De taak voor de visuele ontwerper, als hij of zijn geen kennis van hardware, software of netwerken heeft lijkt daarmee gereduceerd tot het uitkiezen van de kleurtjes mag uitkiezen voor een kleurplaat. En dat kleuren dat doen de gebruikers tegenwoordig zelf wel. Vind je het gek dan gek dat ontwerpstudenten zich keren tegen deze universele en geformatteerde wereld en zich liever bezig houden met posters?
Nee dus, maar eigenlijk vooral Ja!
Post digitaal
En dit brengt me naar de term Post digitaal. In een post-digitale communicatie wereld is het digitale platform niet meer het doel, maar slechts een tussenstop tussen ons en een ander tastbaar moment of object in de reële wereld.
Post Digitaal als term wordt het eerst gebruikt in 2009, maar wordt vooral geassocieerd met een tegenbeweging tegen de techno-droom en de steeds ontastbaar wordende digitale mediacultuur. Het wijst naar een behoefte en erkenning van een fysieke wereld en het belang van zelf maken en een begrijpelijke analoge wereld en daarmee een idee van controle hebben een vrije uiting. Maar het is net zozeer een beweging die juist de computer binnendringt, de data en algoritmes bestudeert, analyseert en hackt – en daardoor digitale netwerken en data structuren blootlegt, verandert en publiek maakt.
Dat wil dus niet zeggen dat post-digitaal niet meer gebruik wil maken van die computer, van software, van sociale media. Integendeel, de post digitale communicatie bestaat uit de koppeling van alle structuren en platformen, digitale en analoge ervaringen en momenten die tezamen een verhaal vormen.
Het is dus enerzijds de structuur van de Cloud, Streams, Web 2.0 en 3.0, Real-Time, apps, memes en augmented reality. Het is anderzijds de wereld van fysieke, analoge objecten maar dan herontdekt vanuit een digitaal begrip.
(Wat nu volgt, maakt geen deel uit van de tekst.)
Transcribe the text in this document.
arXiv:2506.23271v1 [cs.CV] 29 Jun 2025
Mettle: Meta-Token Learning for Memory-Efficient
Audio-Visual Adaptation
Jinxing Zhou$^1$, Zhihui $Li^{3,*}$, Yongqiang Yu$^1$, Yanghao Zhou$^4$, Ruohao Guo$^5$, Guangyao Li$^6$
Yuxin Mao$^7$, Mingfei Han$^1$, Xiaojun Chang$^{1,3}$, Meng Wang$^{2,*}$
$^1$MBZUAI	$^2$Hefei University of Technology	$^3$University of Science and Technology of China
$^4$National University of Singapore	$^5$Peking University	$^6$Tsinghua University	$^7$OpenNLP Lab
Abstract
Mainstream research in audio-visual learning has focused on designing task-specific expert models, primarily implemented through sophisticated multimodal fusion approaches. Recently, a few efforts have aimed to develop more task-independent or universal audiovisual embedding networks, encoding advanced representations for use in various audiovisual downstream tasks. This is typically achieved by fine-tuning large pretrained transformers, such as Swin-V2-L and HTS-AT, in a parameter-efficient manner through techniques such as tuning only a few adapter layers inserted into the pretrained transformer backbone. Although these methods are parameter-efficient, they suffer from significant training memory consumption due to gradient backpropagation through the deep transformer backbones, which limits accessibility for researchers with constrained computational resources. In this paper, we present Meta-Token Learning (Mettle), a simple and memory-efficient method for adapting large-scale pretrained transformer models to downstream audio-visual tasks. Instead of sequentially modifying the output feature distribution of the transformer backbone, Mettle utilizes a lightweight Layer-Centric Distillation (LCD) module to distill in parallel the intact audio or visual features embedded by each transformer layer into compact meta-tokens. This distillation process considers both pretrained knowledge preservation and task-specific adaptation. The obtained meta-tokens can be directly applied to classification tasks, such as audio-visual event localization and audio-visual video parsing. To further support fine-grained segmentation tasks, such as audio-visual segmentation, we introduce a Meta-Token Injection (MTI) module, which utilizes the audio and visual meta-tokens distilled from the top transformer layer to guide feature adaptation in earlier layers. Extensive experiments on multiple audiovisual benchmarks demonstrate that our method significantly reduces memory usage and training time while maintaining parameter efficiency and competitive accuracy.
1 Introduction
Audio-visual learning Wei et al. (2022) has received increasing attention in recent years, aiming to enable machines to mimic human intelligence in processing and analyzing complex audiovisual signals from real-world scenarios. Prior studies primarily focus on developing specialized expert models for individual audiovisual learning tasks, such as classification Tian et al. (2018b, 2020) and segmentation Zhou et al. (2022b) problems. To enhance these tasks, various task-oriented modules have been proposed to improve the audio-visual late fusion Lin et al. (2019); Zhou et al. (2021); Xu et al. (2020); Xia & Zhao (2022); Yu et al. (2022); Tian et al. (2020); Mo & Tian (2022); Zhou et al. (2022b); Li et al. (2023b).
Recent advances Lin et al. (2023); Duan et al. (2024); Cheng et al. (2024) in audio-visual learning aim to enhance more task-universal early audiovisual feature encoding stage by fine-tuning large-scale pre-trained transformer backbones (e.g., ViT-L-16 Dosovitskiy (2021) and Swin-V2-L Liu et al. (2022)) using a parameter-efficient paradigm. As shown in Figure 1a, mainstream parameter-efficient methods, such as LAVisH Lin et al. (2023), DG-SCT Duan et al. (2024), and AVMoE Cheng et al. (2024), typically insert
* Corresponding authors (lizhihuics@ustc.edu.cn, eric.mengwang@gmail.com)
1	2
Dus ja die poster, maar als onderdeel van een analoog-digitaal traject. De maker van dit traject, de ontwerper of beeldmaker, moet dus een visie ontwikkelen voor die duale structuur en kan zich niet alleen richten op het visuele object. Het ontwerp object is het hele traject.
Post-digitaal is de gewaarwording dat het digitale niet slechts alles vertaald naar een virtuele , 2013, ….maar wat ook verbindt met het materiele, ruimtelijke, urbane, culturele en menselijke bestaan. (David Berry, 2013)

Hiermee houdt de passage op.